High-throughput RNA-seq

  1. Shokhirev, M., et al. (2015) A multi-scale approach reveals that NF-KB cRel enforces a B-cell decision to divide. Mol Syst Biol. 11(2):783.

    High-throughput single-cell mRNA sequencing was used to complement flow cytometry and immunofluorescence microscopy in the development of a computational model simulating B-lymphocyte population dynamics in terms of the molecular networks within each cell. RNA-seq library generation was performed on individual B cells using the SMARTer Ultra Low RNA Kit for the Fluidigm C1 System.

  2. Videvall, E., et al. (2015) The avian transcriptome response to malaria infection. Mol Biol Evol. 32(5):1255–1267.

    The transcriptomic response of Eurasian siskins (Spinus spinus) infected with avian malaria parasites (Plasmodium ashfordi) was quantified via high-throughput RNA-seq. The SMARTer Ultra Low RNA Kit for Illumina Sequencing was used to generate libraries from total RNA extracted from whole-blood samples taken at various stages of infection.

  3. Brunskill, E.W., et al. (2014) Single cell dissection of early kidney development: multilineage priming. Development 141(15):3093–3101.

    The authors used single-cell RNA-seq to investigate seemingly uniform cell populations that give rise to distinct lineages in developing kidneys, starting with the definition of global expression profiles of 235 individual cells. The SMARTer Ultra Low RNA Kit for the Fluidigm C1 System was used to generate RNA-seq libraries from total mouse kidney single-cell suspensions, revealing single-cell specificity in RNA-processing patterns.

  4. Wu, A.R., et al. (2014) Quantitative assessment of single-cell RNA-sequencing methods. Nature Methods 11(1):41–46.

    In this study, researchers compared commercially available kits for cDNA synthesis from single cells. The authors present data in support of single-cell RNA-seq as a viable, reproducible method for quantitative transcriptome measurement. Both the SMARTer Ultra Low RNA Kit for Illumina Sequencing and the SMARTer Ultra Low RNA Kit for the Fluidigm C1 System were tested.

  5. Shalek, A.K., et al. (2013) Single-cell RNA-seq reveals dynamic paracrine control of cellular variation. Nature 510(7505):363–369.

    This paper looked at high-throughput single-cell transcriptomics to understand the extent, basis, and function of gene expression variation between cells that appear identical. The authors used the SMARTer Ultra Low RNA Kit for the Fluidigm C1 System for whole transcriptome amplification of over 1,700 single-cell RNA-seq libraries from primary mouse bone-marrow-derived dendritic cells under several different experimental conditions.

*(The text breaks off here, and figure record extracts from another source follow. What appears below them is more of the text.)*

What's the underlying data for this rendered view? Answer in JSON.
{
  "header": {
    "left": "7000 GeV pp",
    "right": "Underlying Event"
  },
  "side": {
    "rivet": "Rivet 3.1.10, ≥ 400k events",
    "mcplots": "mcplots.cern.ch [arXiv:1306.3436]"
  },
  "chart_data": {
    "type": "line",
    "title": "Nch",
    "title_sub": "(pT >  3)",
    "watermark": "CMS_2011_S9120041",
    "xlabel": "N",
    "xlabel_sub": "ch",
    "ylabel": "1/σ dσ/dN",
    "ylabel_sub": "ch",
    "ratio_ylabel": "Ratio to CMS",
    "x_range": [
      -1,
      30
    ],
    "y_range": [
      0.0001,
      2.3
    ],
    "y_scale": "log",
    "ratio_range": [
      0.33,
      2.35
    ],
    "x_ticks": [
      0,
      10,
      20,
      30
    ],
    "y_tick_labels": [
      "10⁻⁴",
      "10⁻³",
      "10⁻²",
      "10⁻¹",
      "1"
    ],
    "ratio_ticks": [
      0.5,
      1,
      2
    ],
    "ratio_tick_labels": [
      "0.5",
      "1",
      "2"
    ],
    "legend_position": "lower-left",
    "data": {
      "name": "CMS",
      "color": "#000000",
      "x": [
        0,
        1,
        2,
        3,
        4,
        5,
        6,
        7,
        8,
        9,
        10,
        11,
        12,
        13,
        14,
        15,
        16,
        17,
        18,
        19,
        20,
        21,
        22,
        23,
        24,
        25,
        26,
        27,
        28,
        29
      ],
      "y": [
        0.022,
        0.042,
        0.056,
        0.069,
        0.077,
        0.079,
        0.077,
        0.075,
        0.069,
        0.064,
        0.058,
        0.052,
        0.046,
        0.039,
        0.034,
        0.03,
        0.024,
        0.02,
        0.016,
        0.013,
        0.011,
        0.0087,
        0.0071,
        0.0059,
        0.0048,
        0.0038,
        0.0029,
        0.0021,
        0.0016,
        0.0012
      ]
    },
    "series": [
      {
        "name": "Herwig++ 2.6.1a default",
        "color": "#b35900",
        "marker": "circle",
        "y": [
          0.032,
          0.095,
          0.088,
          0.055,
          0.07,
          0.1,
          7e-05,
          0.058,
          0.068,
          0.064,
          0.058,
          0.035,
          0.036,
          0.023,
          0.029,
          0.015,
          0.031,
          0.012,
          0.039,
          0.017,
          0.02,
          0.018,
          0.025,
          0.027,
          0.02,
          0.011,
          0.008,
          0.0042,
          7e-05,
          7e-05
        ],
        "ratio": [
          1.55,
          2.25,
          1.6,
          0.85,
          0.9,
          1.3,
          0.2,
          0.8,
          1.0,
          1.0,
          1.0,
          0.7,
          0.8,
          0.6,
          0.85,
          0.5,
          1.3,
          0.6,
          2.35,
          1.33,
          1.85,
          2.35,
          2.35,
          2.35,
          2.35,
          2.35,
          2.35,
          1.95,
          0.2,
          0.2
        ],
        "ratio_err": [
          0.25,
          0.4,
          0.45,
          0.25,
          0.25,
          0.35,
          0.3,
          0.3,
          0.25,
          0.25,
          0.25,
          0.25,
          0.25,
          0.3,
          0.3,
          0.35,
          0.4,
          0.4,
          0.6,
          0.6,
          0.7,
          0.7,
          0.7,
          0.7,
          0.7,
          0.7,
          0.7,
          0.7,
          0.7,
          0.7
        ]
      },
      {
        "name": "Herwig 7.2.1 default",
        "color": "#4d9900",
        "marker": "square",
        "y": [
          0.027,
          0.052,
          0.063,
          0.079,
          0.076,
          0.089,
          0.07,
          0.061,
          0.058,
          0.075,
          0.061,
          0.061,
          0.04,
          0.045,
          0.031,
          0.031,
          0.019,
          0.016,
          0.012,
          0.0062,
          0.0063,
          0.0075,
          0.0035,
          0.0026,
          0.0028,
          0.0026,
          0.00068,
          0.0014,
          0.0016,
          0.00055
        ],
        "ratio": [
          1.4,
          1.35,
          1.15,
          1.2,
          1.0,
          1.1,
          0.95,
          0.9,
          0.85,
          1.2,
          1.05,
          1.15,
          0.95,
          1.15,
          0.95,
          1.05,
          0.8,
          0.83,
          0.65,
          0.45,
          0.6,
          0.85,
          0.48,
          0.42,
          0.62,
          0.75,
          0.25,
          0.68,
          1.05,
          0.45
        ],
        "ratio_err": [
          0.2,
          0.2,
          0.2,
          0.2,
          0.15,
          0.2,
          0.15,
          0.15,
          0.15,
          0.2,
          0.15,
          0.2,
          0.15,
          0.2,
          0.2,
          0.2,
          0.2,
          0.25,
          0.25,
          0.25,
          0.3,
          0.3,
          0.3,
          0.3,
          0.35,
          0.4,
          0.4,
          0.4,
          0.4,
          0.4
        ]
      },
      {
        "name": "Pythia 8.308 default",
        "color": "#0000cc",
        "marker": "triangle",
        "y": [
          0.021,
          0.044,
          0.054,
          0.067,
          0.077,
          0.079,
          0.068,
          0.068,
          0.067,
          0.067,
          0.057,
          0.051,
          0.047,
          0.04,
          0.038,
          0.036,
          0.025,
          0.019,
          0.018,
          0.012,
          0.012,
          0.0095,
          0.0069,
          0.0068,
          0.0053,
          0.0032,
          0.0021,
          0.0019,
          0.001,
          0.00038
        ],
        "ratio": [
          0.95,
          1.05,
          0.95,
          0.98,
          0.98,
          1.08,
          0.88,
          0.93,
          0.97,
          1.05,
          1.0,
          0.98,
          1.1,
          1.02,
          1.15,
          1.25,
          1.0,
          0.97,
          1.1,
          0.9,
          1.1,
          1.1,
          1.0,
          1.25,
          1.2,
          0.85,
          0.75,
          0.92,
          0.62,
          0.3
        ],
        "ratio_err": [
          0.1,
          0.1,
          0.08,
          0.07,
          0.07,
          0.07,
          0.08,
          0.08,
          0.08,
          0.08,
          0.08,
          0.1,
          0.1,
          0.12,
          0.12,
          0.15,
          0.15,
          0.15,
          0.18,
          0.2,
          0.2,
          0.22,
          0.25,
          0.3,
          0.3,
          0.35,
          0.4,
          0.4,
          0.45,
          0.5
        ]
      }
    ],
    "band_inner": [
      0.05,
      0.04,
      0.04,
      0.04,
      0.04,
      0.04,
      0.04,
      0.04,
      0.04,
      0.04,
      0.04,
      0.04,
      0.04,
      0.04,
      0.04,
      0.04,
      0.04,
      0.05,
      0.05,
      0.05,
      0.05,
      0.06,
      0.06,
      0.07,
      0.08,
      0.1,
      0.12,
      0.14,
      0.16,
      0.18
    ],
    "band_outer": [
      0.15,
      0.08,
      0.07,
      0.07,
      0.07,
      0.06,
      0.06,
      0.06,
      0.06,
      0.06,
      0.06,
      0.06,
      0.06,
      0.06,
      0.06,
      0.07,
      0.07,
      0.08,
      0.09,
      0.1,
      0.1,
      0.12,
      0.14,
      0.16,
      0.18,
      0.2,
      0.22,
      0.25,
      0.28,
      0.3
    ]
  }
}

Comparison to other systems

  1. Shanker, S., et al. (2015) Evaluation of commercially available RNA amplification kits for RNA sequencing using very low input amounts of total RNA. J Biomol Tech. 26(1):4–18.

    This paper looked the accuracy and performance of commercial RNA-seq kits for picogram amounts of RNA. Four types of kits were used with three different concentrations (50 pg–5 ng) of commercially available RNA, and tested at multiple sites. Libraries produced with the SMARTer Ultra Low RNA Kit for Illumina Sequencing showed a substantially higher proportion of exonic reads than those produced with rRNA-depletion-based methods. This kit generated the highest percentage of unique reads and had the most consistent results across a dilution series.

  2. Alberti, A., et al. (2014) Comparison of library preparation methods reveals their impact on interpretation of metatranscriptomic data. BMC Genomics 15:912.

    This article compared sequencing metrics from libraries created from small amounts of a simplified mixture of bacterial total RNA. Four different cDNA synthesis and Illumina library preparation protocols were tested, including the SMARTer Stranded RNA-Seq Kit. The authors reported that for metatranscriptomic studies, the SMARTer Stranded RNA-Seq Kit performs very well in terms of library quality and yield.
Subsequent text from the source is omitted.